Something About The Teeth Whitening Sensitivity

Teeth whitening is a popular cosmetic dental treatment to improve the appearance of the teeth. It is generally safe and effective but there are some people who develop dental sensitivity after teeth whitening. Powerful bleaching agents are used to whiten teeth and these may cause teeth to become sensitive to heat or cold.

Tooth sensitivity or discomfort is usually triggered by hot, cold, sour or sweet foods and drinks. The pain is sharp and sudden, reaching deep into the nerves inside the teeth. It can be caused by any tooth whitening method like ultrasonic scaler including brushing too hard.

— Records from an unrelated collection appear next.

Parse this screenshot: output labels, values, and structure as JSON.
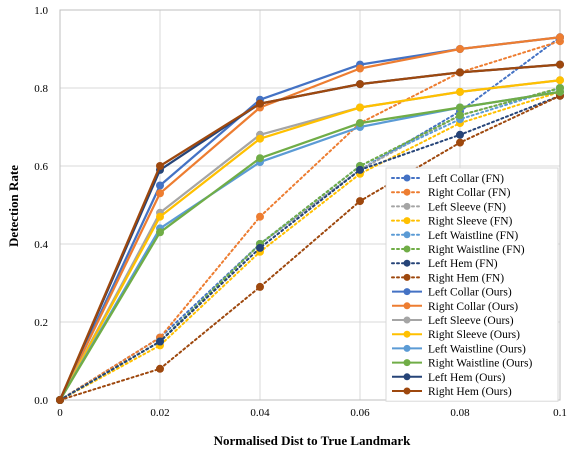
{
  "chart_data": {
    "type": "line",
    "xlabel": "Normalised Dist to True Landmark",
    "ylabel": "Detection Rate",
    "x": [
      0,
      0.02,
      0.04,
      0.06,
      0.08,
      0.1
    ],
    "x_tick_labels": [
      "0",
      "0.02",
      "0.04",
      "0.06",
      "0.08",
      "0.1"
    ],
    "y_tick_labels": [
      "0.0",
      "0.2",
      "0.4",
      "0.6",
      "0.8",
      "1.0"
    ],
    "xlim": [
      0,
      0.1
    ],
    "ylim": [
      0,
      1.0
    ],
    "grid": true,
    "legend_position": "bottom-right",
    "series": [
      {
        "name": "Left Collar (FN)",
        "style": "dotted",
        "color": "#4472C4",
        "values": [
          0,
          0.16,
          0.4,
          0.59,
          0.74,
          0.93
        ]
      },
      {
        "name": "Right Collar (FN)",
        "style": "dotted",
        "color": "#ED7D31",
        "values": [
          0,
          0.16,
          0.47,
          0.71,
          0.84,
          0.92
        ]
      },
      {
        "name": "Left Sleeve (FN)",
        "style": "dotted",
        "color": "#A5A5A5",
        "values": [
          0,
          0.15,
          0.4,
          0.59,
          0.73,
          0.8
        ]
      },
      {
        "name": "Right Sleeve (FN)",
        "style": "dotted",
        "color": "#FFC000",
        "values": [
          0,
          0.14,
          0.38,
          0.58,
          0.71,
          0.79
        ]
      },
      {
        "name": "Left Waistline (FN)",
        "style": "dotted",
        "color": "#5B9BD5",
        "values": [
          0,
          0.15,
          0.4,
          0.6,
          0.72,
          0.8
        ]
      },
      {
        "name": "Right Waistline (FN)",
        "style": "dotted",
        "color": "#70AD47",
        "values": [
          0,
          0.15,
          0.4,
          0.6,
          0.73,
          0.8
        ]
      },
      {
        "name": "Left Hem (FN)",
        "style": "dotted",
        "color": "#264478",
        "values": [
          0,
          0.15,
          0.39,
          0.59,
          0.68,
          0.78
        ]
      },
      {
        "name": "Right Hem (FN)",
        "style": "dotted",
        "color": "#9E480E",
        "values": [
          0,
          0.08,
          0.29,
          0.51,
          0.66,
          0.78
        ]
      },
      {
        "name": "Left Collar (Ours)",
        "style": "solid",
        "color": "#4472C4",
        "values": [
          0,
          0.55,
          0.77,
          0.86,
          0.9,
          0.93
        ]
      },
      {
        "name": "Right Collar (Ours)",
        "style": "solid",
        "color": "#ED7D31",
        "values": [
          0,
          0.53,
          0.75,
          0.85,
          0.9,
          0.93
        ]
      },
      {
        "name": "Left Sleeve (Ours)",
        "style": "solid",
        "color": "#A5A5A5",
        "values": [
          0,
          0.48,
          0.68,
          0.75,
          0.79,
          0.82
        ]
      },
      {
        "name": "Right Sleeve (Ours)",
        "style": "solid",
        "color": "#FFC000",
        "values": [
          0,
          0.47,
          0.67,
          0.75,
          0.79,
          0.82
        ]
      },
      {
        "name": "Left Waistline (Ours)",
        "style": "solid",
        "color": "#5B9BD5",
        "values": [
          0,
          0.44,
          0.61,
          0.7,
          0.75,
          0.79
        ]
      },
      {
        "name": "Right Waistline (Ours)",
        "style": "solid",
        "color": "#70AD47",
        "values": [
          0,
          0.43,
          0.62,
          0.71,
          0.75,
          0.79
        ]
      },
      {
        "name": "Left Hem (Ours)",
        "style": "solid",
        "color": "#264478",
        "values": [
          0,
          0.59,
          0.76,
          0.81,
          0.84,
          0.86
        ]
      },
      {
        "name": "Right Hem (Ours)",
        "style": "solid",
        "color": "#9E480E",
        "values": [
          0,
          0.6,
          0.76,
          0.81,
          0.84,
          0.86
        ]
      }
    ]
  }
}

What Makes Teeth Sensitive?

Inside each tooth are millions of tiny dentinal tubes extending from the nerve inside the tooth to the surface. These microscopic tubes contain fluid. Dental sensitivity is caused by the fluid’s movement inside the tubes. Normally, minerals in the saliva plug up the tubes’ opening and prevent fluid movement. If these plugs are dissolved by bleaching gels or acids the fluid will move and cause sensitivity.

The action of bleach on the tooth enamel and dentin is the major cause of teeth whitening sensitivity with dental air compressor. However, minor dental problems such as chips or tooth decay as well as consumption of carbonated drinks and acidic foods can weaken tooth enamel, making it easier for acids to find their way inside the tooth and dissolve the plugs at the end of the dentinal tubes.

These gels are available in a wide variety of strengths to accommodate any user’s needs. They can whiten in record time with little to no discomfort but should be looked at very carefully. If the percentage of de-sensitizer is not high enough as compare to the whitening agent, sensitivity could occur.

Teeth whitening sensitivity can also be reduced by the use of certain tooth pastes designed for this purpose. These differ from the off-the-shelf ones in that they are specific for the reduction of sensitivity on teeth. This means their active ingredient is a de-sensitizer rather than a fluoride as is found in standard toothpaste or other dental instruments.

No matter which method is chosen, the reduction of sensitivity is key and using both in conjunction with each other is not a bad idea. This will give the user double protection against any sensitivity issues that may arise. Take the time to do some research either online or talk to a local dental professional about the many varieties of these products that are available.